Anthere wrote:
Stan Shebs a écrit:
I think you're working a bit too hard to find bias here. The Huygens probe had 1/2 of the original article created 2.5 years ago, and sizewise would have been fine to split even then, but somehow not one of 600+ million Europeans could be bothered to make the split, or to propose it on the talk page.
No, I am not working too hard. I am trying to report a reality, that you may perceive as "too hard to find bias"
However, what *really* is a measurement is the perception of our readers.
Right ?
Okay, this was reported to me by some french scientists. They know Wikipedia, and are often impressed by it. They were VERY impressed by the articles themselves. As I said, this was the most informative place aside from the couple of scientific reporting place. So, WE were a hit.
They were amused however, of that situation. They are in no way anti-american, but they laughed at our non bias policy in this case.
They know about the neutrality policy and are aware of how hard it is. The neutrality in this case, the so-called neutral report make them laugh their head of.
And you corrected them on this, right? This is absolutely nothing to do with NPOV, and it's unfair to hardworking editors to say that they're biased and not doing anything about it. What you report fits exactly into the worst stereotypes of the French; sneering at other people's work, but not taking any responsibility for having let this perceived problem go unmentioned for years. You said these scientists "know Wikipedia"; did you ask them why they didn't do anything about it themselves?
I also note for instance that (as of several hours ago) the French wikipedia had a single article with Huygens as the second half. Are we supposed to take that to mean the Europeans are biased against themselves?
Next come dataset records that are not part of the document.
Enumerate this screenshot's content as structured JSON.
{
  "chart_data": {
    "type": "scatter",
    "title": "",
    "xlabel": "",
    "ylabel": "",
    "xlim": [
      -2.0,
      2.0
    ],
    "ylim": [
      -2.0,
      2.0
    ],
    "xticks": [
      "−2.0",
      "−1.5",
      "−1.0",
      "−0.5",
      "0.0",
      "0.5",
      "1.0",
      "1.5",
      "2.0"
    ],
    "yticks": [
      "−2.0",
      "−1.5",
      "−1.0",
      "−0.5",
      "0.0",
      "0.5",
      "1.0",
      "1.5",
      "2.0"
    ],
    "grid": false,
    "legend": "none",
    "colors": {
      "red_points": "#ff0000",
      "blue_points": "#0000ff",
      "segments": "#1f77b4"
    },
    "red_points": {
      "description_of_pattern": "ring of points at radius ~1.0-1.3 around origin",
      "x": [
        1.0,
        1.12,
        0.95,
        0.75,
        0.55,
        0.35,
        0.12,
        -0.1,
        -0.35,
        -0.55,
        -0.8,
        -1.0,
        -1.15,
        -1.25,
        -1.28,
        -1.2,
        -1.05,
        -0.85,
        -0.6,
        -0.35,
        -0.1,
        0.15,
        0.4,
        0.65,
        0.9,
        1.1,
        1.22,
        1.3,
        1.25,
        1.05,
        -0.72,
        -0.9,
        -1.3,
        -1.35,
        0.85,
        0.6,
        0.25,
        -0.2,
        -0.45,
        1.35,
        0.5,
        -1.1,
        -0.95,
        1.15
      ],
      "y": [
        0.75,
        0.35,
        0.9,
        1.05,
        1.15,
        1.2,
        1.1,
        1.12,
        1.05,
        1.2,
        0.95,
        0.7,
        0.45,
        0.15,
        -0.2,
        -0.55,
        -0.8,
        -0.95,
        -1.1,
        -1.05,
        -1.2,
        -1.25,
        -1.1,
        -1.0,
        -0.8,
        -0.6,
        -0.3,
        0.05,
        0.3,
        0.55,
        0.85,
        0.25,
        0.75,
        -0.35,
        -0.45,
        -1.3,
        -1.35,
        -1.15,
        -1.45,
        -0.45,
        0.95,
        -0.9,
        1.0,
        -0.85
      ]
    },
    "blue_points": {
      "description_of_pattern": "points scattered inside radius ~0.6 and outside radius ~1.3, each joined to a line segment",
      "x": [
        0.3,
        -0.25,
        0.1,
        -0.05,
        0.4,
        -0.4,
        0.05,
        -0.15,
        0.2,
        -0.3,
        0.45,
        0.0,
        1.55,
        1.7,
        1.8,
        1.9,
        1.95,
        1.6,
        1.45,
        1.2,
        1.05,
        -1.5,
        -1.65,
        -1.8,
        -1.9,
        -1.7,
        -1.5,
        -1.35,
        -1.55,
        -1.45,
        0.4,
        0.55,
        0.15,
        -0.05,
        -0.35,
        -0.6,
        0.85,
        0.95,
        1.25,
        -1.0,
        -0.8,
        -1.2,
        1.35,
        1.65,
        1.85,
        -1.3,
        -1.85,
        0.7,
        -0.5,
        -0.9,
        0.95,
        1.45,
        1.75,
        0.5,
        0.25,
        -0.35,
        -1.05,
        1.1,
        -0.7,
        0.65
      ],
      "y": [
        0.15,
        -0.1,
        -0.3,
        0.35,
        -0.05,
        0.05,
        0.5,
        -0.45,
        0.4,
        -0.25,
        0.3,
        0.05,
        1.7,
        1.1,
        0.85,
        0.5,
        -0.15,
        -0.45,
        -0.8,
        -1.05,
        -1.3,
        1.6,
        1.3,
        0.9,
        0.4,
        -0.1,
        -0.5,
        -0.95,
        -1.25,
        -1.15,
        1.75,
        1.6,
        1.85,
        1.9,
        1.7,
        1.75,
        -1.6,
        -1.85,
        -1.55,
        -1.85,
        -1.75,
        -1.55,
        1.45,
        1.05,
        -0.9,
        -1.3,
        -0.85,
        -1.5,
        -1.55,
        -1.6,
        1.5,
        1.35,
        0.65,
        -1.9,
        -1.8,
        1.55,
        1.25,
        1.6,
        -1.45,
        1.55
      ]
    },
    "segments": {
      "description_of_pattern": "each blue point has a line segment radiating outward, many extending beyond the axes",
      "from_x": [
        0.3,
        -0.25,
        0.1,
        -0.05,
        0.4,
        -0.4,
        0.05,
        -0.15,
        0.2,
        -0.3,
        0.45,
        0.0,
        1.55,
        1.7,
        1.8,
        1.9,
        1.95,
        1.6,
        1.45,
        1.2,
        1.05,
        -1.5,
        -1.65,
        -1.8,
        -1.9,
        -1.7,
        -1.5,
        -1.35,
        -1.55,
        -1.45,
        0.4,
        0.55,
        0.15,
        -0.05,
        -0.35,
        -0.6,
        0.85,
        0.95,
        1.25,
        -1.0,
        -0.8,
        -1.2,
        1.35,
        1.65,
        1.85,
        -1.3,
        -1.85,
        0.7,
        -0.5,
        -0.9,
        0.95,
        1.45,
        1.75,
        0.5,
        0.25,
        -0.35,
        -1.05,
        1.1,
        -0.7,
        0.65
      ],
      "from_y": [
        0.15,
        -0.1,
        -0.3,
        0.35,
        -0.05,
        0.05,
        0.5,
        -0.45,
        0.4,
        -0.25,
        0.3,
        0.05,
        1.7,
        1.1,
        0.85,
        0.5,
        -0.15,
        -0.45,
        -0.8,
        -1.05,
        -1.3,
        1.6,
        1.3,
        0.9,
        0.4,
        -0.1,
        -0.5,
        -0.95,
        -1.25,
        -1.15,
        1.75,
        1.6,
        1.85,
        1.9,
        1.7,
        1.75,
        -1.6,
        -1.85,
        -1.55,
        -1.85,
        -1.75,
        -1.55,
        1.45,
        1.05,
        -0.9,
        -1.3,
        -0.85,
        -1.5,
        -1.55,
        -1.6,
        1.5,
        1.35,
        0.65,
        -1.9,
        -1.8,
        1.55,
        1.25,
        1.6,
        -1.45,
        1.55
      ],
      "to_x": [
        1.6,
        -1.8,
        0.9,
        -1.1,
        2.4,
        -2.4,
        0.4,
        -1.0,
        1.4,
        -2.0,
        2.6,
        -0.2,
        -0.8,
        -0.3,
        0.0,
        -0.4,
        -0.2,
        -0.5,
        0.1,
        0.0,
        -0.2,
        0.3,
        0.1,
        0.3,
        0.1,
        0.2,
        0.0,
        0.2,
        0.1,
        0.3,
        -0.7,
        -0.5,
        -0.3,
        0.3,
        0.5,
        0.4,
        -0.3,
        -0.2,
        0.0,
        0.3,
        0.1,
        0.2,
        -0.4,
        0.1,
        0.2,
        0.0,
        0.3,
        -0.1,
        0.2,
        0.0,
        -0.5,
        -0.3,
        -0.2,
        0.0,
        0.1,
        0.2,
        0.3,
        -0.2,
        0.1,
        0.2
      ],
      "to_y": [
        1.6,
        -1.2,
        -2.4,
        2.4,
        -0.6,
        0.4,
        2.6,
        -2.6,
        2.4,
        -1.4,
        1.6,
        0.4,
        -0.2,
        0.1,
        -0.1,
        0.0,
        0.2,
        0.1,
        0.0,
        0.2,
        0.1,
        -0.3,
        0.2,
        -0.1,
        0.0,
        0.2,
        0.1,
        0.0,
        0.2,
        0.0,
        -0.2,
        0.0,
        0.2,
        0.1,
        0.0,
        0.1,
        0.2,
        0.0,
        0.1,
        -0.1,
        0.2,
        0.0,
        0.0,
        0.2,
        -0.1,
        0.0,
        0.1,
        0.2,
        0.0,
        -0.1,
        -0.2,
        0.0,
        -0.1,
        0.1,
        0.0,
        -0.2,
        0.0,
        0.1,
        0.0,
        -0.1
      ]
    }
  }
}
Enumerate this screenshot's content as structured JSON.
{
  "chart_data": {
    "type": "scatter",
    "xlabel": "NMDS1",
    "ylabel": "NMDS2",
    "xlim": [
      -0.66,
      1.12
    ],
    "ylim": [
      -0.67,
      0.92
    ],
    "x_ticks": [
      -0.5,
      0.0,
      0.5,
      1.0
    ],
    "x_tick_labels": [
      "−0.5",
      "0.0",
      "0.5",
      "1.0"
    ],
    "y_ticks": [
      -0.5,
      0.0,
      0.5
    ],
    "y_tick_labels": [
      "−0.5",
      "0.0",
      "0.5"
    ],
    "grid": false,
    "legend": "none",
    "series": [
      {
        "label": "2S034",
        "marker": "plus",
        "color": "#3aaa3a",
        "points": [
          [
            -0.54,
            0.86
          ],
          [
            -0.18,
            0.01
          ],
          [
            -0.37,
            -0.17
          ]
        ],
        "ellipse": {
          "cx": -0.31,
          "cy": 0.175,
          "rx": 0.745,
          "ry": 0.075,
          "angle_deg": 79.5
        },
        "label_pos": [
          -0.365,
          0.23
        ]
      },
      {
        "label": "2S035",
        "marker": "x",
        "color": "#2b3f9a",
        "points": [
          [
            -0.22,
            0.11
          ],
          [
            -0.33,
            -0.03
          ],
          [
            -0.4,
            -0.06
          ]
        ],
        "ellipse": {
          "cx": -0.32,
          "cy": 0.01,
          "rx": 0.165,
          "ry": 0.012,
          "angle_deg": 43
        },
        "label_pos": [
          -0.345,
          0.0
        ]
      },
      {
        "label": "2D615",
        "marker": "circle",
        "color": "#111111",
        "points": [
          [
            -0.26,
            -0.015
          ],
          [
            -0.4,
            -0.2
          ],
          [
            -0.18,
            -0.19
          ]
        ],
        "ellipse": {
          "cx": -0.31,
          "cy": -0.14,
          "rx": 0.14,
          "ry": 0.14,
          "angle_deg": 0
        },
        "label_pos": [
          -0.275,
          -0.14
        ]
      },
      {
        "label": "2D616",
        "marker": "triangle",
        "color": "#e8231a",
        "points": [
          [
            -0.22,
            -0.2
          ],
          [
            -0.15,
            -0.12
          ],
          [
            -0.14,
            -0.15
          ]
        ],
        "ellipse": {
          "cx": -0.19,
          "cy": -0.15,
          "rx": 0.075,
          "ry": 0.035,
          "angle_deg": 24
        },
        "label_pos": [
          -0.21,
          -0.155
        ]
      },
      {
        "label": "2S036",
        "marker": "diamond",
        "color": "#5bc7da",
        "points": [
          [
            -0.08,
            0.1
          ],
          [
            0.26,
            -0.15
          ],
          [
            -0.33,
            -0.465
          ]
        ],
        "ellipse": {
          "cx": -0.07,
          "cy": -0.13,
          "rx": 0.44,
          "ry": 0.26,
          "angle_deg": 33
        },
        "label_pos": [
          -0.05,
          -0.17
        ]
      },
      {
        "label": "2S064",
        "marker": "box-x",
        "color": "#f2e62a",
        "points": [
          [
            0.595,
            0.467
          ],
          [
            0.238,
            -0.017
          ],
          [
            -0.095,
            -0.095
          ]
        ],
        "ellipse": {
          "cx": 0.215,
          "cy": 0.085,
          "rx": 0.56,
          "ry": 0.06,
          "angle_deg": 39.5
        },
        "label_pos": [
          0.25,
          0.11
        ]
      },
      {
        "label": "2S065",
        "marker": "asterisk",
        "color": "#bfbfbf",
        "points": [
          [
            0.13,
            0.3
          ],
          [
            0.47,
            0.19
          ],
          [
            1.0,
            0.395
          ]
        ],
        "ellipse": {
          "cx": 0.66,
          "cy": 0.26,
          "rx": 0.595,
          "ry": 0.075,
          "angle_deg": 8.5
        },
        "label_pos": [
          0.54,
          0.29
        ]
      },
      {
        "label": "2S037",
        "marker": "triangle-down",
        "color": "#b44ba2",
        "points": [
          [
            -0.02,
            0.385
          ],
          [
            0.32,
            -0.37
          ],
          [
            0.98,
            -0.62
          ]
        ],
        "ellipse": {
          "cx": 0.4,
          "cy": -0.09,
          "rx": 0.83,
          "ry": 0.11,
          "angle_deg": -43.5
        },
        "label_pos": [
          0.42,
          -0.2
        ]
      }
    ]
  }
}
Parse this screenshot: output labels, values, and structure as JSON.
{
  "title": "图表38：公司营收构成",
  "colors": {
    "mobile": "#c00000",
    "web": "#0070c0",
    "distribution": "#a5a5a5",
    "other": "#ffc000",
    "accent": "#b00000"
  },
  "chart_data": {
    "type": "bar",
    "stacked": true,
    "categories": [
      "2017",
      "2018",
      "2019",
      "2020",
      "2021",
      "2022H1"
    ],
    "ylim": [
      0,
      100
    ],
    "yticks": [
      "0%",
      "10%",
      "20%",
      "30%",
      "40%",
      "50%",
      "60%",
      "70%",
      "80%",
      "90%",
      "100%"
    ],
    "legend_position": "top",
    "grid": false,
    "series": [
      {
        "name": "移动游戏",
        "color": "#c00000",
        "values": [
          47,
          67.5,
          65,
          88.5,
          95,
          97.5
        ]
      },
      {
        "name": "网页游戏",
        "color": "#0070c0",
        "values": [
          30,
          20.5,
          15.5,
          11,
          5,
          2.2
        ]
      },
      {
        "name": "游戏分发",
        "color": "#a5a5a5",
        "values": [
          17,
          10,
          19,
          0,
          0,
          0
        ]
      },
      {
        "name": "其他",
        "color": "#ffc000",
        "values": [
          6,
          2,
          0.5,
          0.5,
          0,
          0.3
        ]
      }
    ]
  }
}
There are enough real problems making WP unbiased and neutral; by taking a trivial point of organization never before discussed anywhere, and holding it up as something that matters, you're undercutting all the editors who put in real research and real discussion time on the issues that are genuinely important. Why should I bother spending two hours in the library to research a substantive question, when you're telling the world that WP is biased because some frontpage article doesn't cater enough to nationalistic pride?
The whole attitude really troubles me. I've put in a lot of WP time over the past two years, and now it feels like it doesn't matter.